Warga Suku Kalang konon memiliki kesaktian lebih yang mengarah pada hal-hal berbau mistis. Mereka diyakini dapat memindahkan batu besar secara gaib dan tetap diam saat bekerja alias tidak bersuara atau membisu.
Meski demikian, tidak semua Wong Kalang memiliki kemampuan tersebut. Hanya beberapa orang saja yang memiliki kesaktian lebih.
Kelompok inilah yang kemudian dipilih sebagai tentara Majapahit dalam upaya penyerangan ke Kalimantan.
Dalam peperangan klenik itu, Suku Kalang mendapat kemenangan dalam menghadapi Suku Dayak yang dikenal memiliki ilmu lebih dalam hal-hal gaib.
Kemenangan itu membuat tentara Suku Kalang sempat diangkat menjadi perwira Majapahit. Akan tetapi perilaku mereka yang cenderung liar dan aneh (tidak seperti manusia Jawa pada umumnya) membuat jabatan itu dicopot.
BACA JUGA:Kampung Purba Peninggalan Zaman Megalitikum di Jawa Jadi Sejarah Pemujaan Peninggalan Nenek Moyang
Kelas sosial mereka berada di bawah selayaknya kaum sudra yang mengerjakan berbagai pekerjaan kasar.
Akan tetapi, setelah kerajaan Hindu-Budha di Indonesia runtuh, warga Suku Kalang mulai hidup berbaur dengan masyarakat umum.

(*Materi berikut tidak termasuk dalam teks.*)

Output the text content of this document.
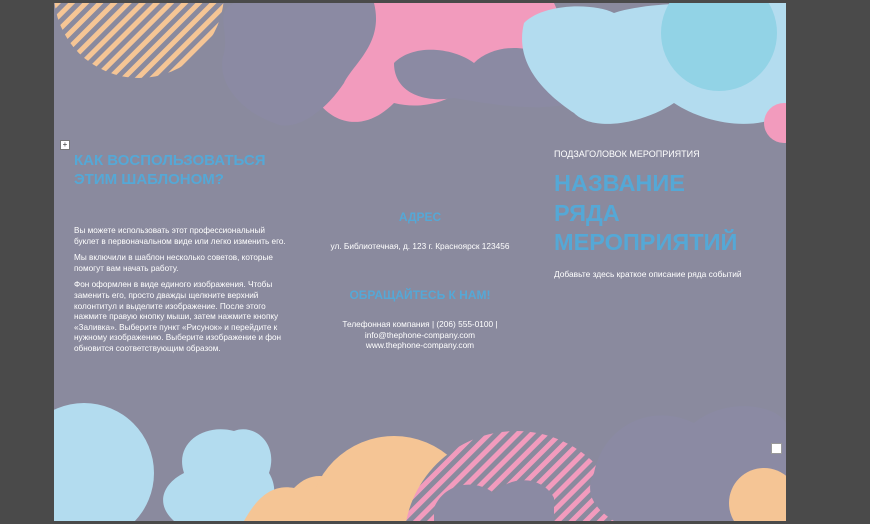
КАК ВОСПОЛЬЗОВАТЬСЯ ЭТИМ ШАБЛОНОМ?

Вы можете использовать этот профессиональный буклет в первоначальном виде или легко изменить его.

Мы включили в шаблон несколько советов, которые помогут вам начать работу.

Фон оформлен в виде единого изображения. Чтобы заменить его, просто дважды щелкните верхний колонтитул и выделите изображение. После этого нажмите правую кнопку мыши, затем нажмите кнопку «Заливка». Выберите пункт «Рисунок» и перейдите к нужному изображению. Выберите изображение и фон обновится соответствующим образом.

АДРЕС
ул. Библиотечная, д. 123 г. Красноярск 123456
ОБРАЩАЙТЕСЬ К НАМ!
Телефонная компания | (206) 555-0100 |
info@thephone-company.com
www.thephone-company.com
ПОДЗАГОЛОВОК МЕРОПРИЯТИЯ
НАЗВАНИЕ
РЯДА
МЕРОПРИЯТИЙ
Добавьте здесь краткое описание ряда событий
+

Sayangnya sejak saat itu mereka malah menderita karena selalu menjadi sasaran perampokan. Sebab, orang-orang dari Suku Kalang dikenal ulet dalam bekerja, sehingga cukup berada dalam hal finansial.
Seiring berjalannya waktu, kehidupan keturunan Wong Kalang Berubah. Kini mereka hidup berbaur dengan masyarakat Jawa.
Ada mitos yang menyebutkan, pertama dikemukakan oleh Mitsuo Nakamura pada 1983. Antropolog Jepang itu mengatakan bahwa orang-orang Kalang dulunya adalah tawanan yang ditangkap oleh Sultan Agung dari ekspedisinya di Bali pada awal abad 17.
Mereka dipercaya merupakan keturunan dari kera dan seorang putri, sehingga memiliki ekor pendek serupa kera.
Juga ada mitos lain, Suku Kalang juga dianggap keturunan anjing. Orang Jawa memiliki anggapan yang berbau takhayul bahwa Wong Kalang merupakan anak hasil perkawinan antara seorang perempuan dengan seekor anjing.
Anggapan itu sebenarnya juga bukan terbentuk dengan sendirinya. Dalam Gegumbregan Gegalungan, upacara yang sekarang sudah jarang dilakukan oleh masyarakat Kalang, terlihat sekali ekspresi dan simbolisasi gerakan yang meniru perilaku anjing.